The Role of Tempo Runs in Half Marathon Training

Looking to level up your training and race faster on the Austin International Half’s net-downhill course? Tempo runs are your secret weapon. Learn how this key workout improves endurance, boosts efficiency, and helps you hold your goal pace all the way to the finish line.

When it comes to half marathon training, not every run should be an all-out effort—or a slow jog. The key to running faster and stronger lies in tempo runs—steady, comfortably hard workouts that train your body (and mind) to sustain speed over distance.

Whether you’re chasing a personal best or looking to make those middle miles feel easier, tempo runs are one of the most effective tools in a runner’s toolkit. Let’s break down what they are, why they work, and how to add them to your Austin International Half training plan.


What Is a Tempo Run?

A tempo run, also known as a threshold run, is a sustained effort run that sits between your easy pace and your all-out race pace. Most runners describe it as “comfortably hard”—you can speak in short phrases, but holding a full conversation isn’t happening.

In technical terms, tempo runs target your lactate threshold—the point at which lactic acid starts to accumulate in your muscles faster than your body can clear it. Training right at this threshold helps your body become more efficient at managing fatigue, so you can hold a faster pace for longer.

In short: tempo runs teach you to run faster, longer, with less effort.


⚡ Why Tempo Runs Matter for Half Marathoners

Half marathons are all about finding your rhythm and sustaining it. That’s where tempo runs shine.

Here’s what they do for your training:

1. Boost Your Lactate Threshold

The higher your threshold, the faster you can run before fatigue sets in. Tempo runs push this limit upward, helping you maintain a quicker pace more comfortably on race day.

2. Build Mental Toughness

Tempo runs mimic the effort you’ll feel mid-race. Practicing this pace teaches you to manage discomfort, stay focused, and stay confident when the going gets tough.

3. Improve Running Economy

Running at a steady, controlled hard effort trains your muscles, heart, and lungs to work together more efficiently. Over time, this means you’ll use less energy at faster paces.

4. Reinforce Race Pace

Tempo runs are the perfect opportunity to dial in your half marathon goal pace. When race day comes, it’ll feel familiar—not foreign.


⏱️ How to Add Tempo Runs to Your Training

You don’t need to overcomplicate it—just one tempo workout per week can have a huge impact.

Here are a few tried-and-true formats:

Classic Tempo

  • Warm-up: 10–15 minutes easy jog
  • Workout: 20–30 minutes at tempo pace (comfortably hard)
  • Cool down: 10 minutes easy jog

Tempo Intervals

  • Warm-up: 10–15 minutes easy
  • Workout: 3 x 10 minutes at tempo pace with 2 minutes easy jog between sets
  • Cool down: 10 minutes easy

These intervals allow you to spend more total time at tempo effort while managing fatigue—a great choice for beginners.

️ Progressive Tempo

  • Warm-up: 10 minutes easy
  • Workout: Start slightly slower than tempo pace and gradually increase each mile until finishing at tempo
  • Cool down: 10 minutes easy

Perfect for teaching your body how to control pacing and finish strong—just like on the Austin International Half course.


Finding Your Tempo Pace

Not sure what your tempo pace is?

Try one of these methods:

  • Feel: Comfortably hard; you can say short phrases but not full sentences.
  • Heart Rate: Around 80–90% of your max heart rate.
  • Race Effort: Roughly your 10K to 15K pace.

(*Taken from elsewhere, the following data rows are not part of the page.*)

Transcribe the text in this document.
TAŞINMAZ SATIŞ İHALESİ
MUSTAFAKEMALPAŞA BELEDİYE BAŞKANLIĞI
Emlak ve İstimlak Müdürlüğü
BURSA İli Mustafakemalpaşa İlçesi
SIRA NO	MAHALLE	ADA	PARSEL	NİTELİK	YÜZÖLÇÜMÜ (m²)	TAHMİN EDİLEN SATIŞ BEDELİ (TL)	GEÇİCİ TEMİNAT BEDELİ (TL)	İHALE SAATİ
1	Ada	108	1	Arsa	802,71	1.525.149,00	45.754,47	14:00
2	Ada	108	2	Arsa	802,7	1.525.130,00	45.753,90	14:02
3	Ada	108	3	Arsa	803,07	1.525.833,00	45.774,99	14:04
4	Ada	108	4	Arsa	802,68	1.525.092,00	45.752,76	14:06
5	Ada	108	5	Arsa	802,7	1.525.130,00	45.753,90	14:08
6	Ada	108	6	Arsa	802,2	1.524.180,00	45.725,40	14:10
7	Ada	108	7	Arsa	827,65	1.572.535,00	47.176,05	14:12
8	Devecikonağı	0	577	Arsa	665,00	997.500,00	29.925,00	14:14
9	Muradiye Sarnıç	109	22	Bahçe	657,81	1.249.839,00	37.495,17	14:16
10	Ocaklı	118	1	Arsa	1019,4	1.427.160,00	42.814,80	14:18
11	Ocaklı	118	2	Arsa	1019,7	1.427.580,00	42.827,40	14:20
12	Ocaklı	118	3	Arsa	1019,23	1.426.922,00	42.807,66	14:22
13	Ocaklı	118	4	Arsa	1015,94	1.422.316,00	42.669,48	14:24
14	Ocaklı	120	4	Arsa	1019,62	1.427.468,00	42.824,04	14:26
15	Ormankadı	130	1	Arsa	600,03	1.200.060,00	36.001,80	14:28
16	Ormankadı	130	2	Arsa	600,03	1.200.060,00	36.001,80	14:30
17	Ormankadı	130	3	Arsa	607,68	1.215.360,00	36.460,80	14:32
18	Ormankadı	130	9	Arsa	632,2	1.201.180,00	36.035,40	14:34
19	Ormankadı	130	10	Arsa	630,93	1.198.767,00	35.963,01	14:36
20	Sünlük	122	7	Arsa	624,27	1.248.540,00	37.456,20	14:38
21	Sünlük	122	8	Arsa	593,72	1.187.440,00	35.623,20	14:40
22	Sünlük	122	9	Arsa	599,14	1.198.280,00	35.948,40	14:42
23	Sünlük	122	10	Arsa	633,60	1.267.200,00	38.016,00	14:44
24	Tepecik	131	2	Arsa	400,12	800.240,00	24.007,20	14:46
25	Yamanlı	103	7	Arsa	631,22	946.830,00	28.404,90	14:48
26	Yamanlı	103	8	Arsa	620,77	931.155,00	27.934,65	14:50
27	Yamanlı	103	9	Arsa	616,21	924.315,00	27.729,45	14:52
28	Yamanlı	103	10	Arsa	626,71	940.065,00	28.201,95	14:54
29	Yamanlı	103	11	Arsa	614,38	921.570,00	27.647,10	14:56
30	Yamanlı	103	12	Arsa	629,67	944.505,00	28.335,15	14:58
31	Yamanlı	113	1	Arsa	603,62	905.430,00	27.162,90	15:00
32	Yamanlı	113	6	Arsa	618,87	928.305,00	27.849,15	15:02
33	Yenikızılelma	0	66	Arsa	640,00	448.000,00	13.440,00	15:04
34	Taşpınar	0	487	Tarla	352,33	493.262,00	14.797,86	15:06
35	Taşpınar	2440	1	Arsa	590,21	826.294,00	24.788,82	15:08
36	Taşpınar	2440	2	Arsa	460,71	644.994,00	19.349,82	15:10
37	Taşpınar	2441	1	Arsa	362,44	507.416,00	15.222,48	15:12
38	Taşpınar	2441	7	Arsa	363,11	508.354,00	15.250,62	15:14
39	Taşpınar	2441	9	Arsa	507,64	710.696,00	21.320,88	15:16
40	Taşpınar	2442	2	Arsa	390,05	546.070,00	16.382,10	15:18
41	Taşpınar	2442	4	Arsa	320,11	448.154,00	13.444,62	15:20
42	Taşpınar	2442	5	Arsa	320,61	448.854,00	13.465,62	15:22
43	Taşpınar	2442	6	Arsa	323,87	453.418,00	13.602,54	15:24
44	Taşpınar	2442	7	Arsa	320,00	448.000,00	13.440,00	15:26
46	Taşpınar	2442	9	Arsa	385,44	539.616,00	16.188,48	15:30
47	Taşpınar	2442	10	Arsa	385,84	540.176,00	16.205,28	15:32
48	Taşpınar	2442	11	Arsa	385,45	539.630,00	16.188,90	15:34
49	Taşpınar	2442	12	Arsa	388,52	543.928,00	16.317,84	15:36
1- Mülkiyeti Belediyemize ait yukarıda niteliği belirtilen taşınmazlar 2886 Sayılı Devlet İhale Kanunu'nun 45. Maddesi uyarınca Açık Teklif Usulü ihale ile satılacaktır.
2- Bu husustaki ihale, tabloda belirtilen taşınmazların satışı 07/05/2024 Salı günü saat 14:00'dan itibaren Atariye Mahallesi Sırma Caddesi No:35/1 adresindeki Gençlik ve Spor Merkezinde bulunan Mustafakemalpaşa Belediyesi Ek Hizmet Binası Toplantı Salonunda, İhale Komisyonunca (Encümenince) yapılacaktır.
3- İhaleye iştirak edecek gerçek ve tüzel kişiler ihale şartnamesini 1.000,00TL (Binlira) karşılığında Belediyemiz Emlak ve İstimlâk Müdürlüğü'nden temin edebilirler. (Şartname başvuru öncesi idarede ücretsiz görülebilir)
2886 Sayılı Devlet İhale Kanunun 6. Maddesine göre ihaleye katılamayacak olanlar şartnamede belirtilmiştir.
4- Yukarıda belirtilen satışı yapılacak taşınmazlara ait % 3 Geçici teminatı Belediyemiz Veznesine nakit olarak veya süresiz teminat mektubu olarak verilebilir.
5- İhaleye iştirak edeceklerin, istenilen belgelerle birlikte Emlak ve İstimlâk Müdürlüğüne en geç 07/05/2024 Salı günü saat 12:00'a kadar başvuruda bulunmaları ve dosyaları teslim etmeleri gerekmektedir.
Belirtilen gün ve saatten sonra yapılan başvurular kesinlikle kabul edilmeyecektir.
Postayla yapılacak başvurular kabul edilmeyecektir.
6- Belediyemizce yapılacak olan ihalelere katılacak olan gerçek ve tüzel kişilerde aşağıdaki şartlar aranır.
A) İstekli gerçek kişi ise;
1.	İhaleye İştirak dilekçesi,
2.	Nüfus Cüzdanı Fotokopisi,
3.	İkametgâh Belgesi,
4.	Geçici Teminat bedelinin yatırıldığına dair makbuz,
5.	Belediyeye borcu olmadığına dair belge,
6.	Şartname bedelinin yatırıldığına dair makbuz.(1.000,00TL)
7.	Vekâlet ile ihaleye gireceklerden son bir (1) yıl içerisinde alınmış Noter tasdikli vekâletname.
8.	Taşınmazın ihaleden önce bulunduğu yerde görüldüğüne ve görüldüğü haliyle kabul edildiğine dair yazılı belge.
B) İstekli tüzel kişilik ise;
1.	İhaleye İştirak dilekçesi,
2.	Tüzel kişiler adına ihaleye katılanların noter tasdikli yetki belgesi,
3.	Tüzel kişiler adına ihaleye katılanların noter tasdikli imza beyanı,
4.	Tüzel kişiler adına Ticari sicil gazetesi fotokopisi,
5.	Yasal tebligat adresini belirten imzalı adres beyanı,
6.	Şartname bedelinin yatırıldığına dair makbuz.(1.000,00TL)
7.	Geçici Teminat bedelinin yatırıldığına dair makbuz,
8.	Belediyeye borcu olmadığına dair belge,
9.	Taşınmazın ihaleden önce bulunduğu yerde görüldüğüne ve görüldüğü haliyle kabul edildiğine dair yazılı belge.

If you use training zones or a GPS watch, aim for the pace that sits just below your lactate threshold—hard but sustainable.


Pro Tip: Consistency Wins

Tempo runs are most effective when done regularly—once a week or every other week during your build phase. Start with shorter segments and gradually increase duration as your fitness improves.

Paired with easy runs, long runs, and strength work, they’ll help you hit that downhill-to-downtown stretch with strength and confidence.


Ready to take your training up a notch? Add a weekly tempo run, tune in to your pace, and watch your endurance soar. You’ll feel the payoff when you cruise through mile 10 feeling stronger than ever.